[13, 17]

Donor site morbidity is minimal with UFFFs, whic

[13, 17]

Donor site morbidity is minimal with UFFFs, which may be related to preserved hand vasculature. However, because some patients may suffer from impairment of hand function, possibly related to dissection of the nerve, the non-dominant arm is recommended for flap harvest with tension-free wound closure when possible.[16] Due to the location of the flap, the donor site can often be closed directly, but if skin grafting is needed, the graft is applied over muscle bellies, allowing better wound healing in comparison to closure of RFFFs.[13] The donor site is also located on the ulnar and volar areas of forearm, which is visibly less noticeable and therefore cosmetically more appealing than other flaps, particularly Sorafenib research buy the RFFF.[13, 17] The UFFF is not only an excellent alternative to the RFFF, but also it may in fact have certain perceived advantages for its use in head and neck reconstruction. This thin, pliable flap can be used reliably and without significant donor site morbidity, flap loss, or wound healing complications, per the studies reviewed. With the surgical community Selleck ITF2357 beginning to recognize

that this particular flap will not necessarily lead to hand ischemia, the ulnar forearm free flap may become a preferred flap for use in head and neck reconstruction. Additional Supporting Information may be found in the online version of this article. “
“Secondary reconstruction of lower extremity defects using local tissues is demanding and fraught with potential complications.

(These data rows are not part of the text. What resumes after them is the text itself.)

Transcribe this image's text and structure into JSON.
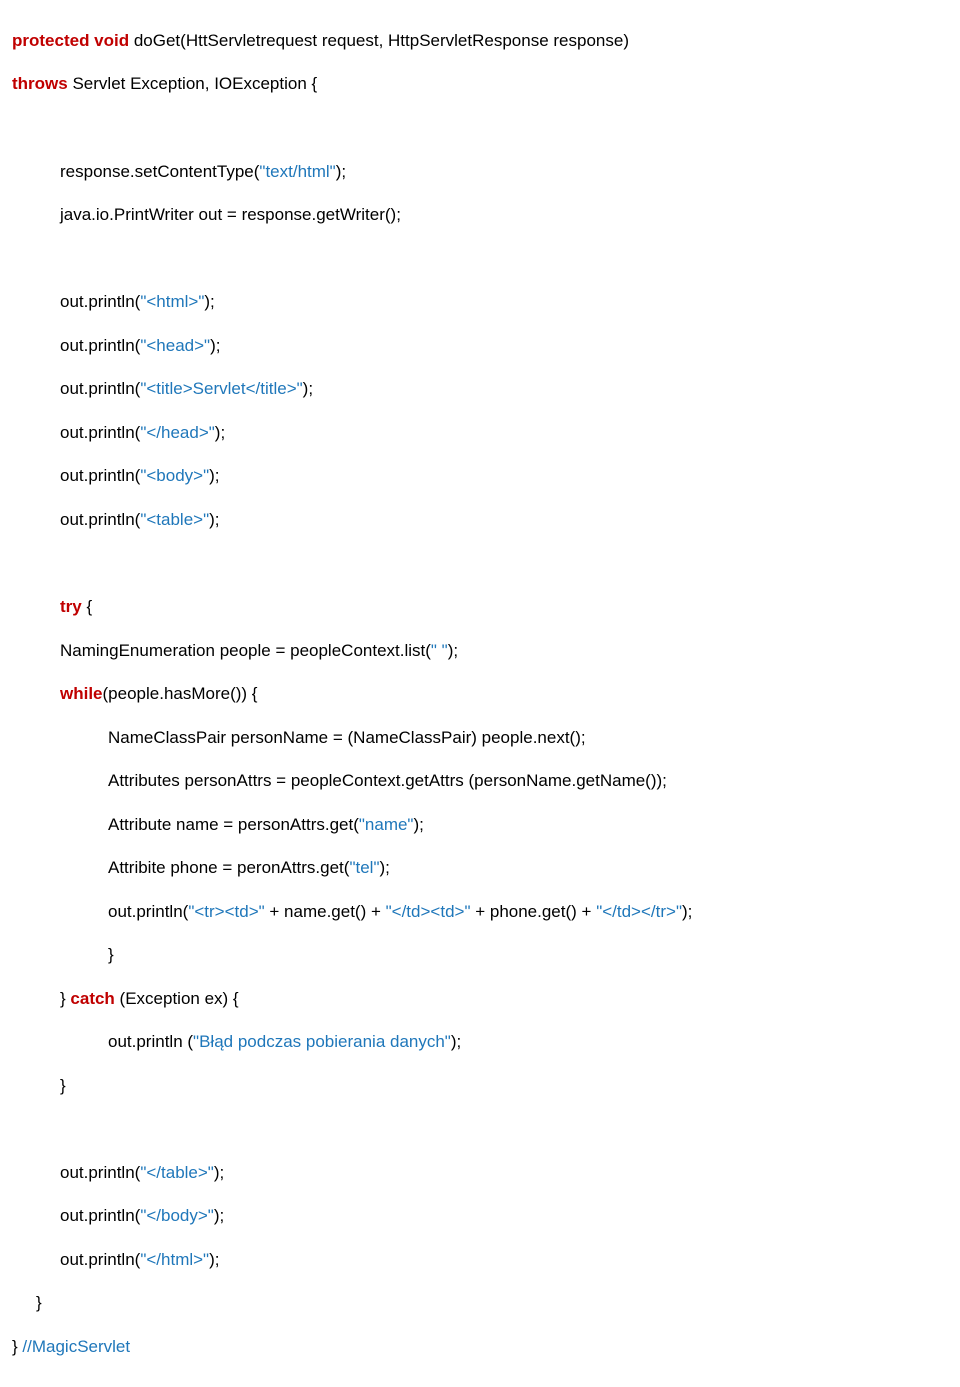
{
  "kw": {
    "protected": "protected void",
    "throws": "throws",
    "try": "try",
    "while": "while",
    "catch": "catch"
  },
  "sig1_a": " doGet(HttServletrequest request, HttpServletResponse response)",
  "sig2_a": " Servlet Exception, IOException {",
  "l3a": "response.setContentType(",
  "l3s": "\"text/html\"",
  "l3b": ");",
  "l4": "java.io.PrintWriter out = response.getWriter();",
  "l5a": "out.println(",
  "l5s": "\"<html>\"",
  "l5b": ");",
  "l6a": "out.println(",
  "l6s": "\"<head>\"",
  "l6b": ");",
  "l7a": "out.println(",
  "l7s": "\"<title>Servlet</title>\"",
  "l7b": ");",
  "l8a": "out.println(",
  "l8s": "\"</head>\"",
  "l8b": ");",
  "l9a": "out.println(",
  "l9s": "\"<body>\"",
  "l9b": ");",
  "l10a": "out.println(",
  "l10s": "\"<table>\"",
  "l10b": ");",
  "l11a": " {",
  "l12a": "NamingEnumeration people = peopleContext.list(",
  "l12s": "\" \"",
  "l12b": ");",
  "l13a": "(people.hasMore()) {",
  "l14": "NameClassPair personName = (NameClassPair) people.next();",
  "l15": "Attributes personAttrs = peopleContext.getAttrs (personName.getName());",
  "l16a": "Attribute name = personAttrs.get(",
  "l16s": "\"name\"",
  "l16b": ");",
  "l17a": "Attribite phone = peronAttrs.get(",
  "l17s": "\"tel\"",
  "l17b": ");",
  "l18a": "out.println(",
  "l18s1": "\"<tr><td>\"",
  "l18b": " + name.get() + ",
  "l18s2": "\"</td><td>\"",
  "l18c": " + phone.get() + ",
  "l18s3": "\"</td></tr>\"",
  "l18d": ");",
  "l19": "}",
  "l20a": "} ",
  "l20b": " (Exception ex) {",
  "l21a": "out.println (",
  "l21s": "\"Błąd podczas pobierania danych\"",
  "l21b": ");",
  "l22": "}",
  "l23a": "out.println(",
  "l23s": "\"</table>\"",
  "l23b": ");",
  "l24a": "out.println(",
  "l24s": "\"</body>\"",
  "l24b": ");",
  "l25a": "out.println(",
  "l25s": "\"</html>\"",
  "l25b": ");",
  "l26": "}",
  "l27a": "} ",
  "l27b": "//MagicServlet"
}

Reconstructive efforts may be challenged by pre-existing scarring, Cyclic nucleotide phosphodiesterase paucity of recipient vessels, and patient co-morbidities limiting tolerance for prolonged and extensive surgery. We present a case of an 81-year-old male with a recurrent malignant melanoma invading the proximal and middle third of the tibia, who previously

underwent reconstruction with the medial gastrocnemius muscle and a skin graft. After wide local re-excision and tibia fixation, a 12 cm × 28 cm reverse anterolateral thigh flap was used for soft tissue coverage. Because of the relatively large size of the flap based upon retrograde flow, we elected to supercharge the flap to augment its blood supply. Supercharging of the flap pedicle was accomplished by anastamosing the lateral circumflex femoral vessels to the anterior tibial vessels. The donor site wasclosed primarily. The flap survived entirely and successfully endured subsequent radiation therapy. Supercharging enhances reliability of the reverse anterolateral thigh flap, and thus, permits harvest of large tissue bulk for coverage of up to proximal two-thirds of the tibia.This is the first report describing successful supercharging of a large reverse anterolateral thigh flap which resulted in entire flap survival.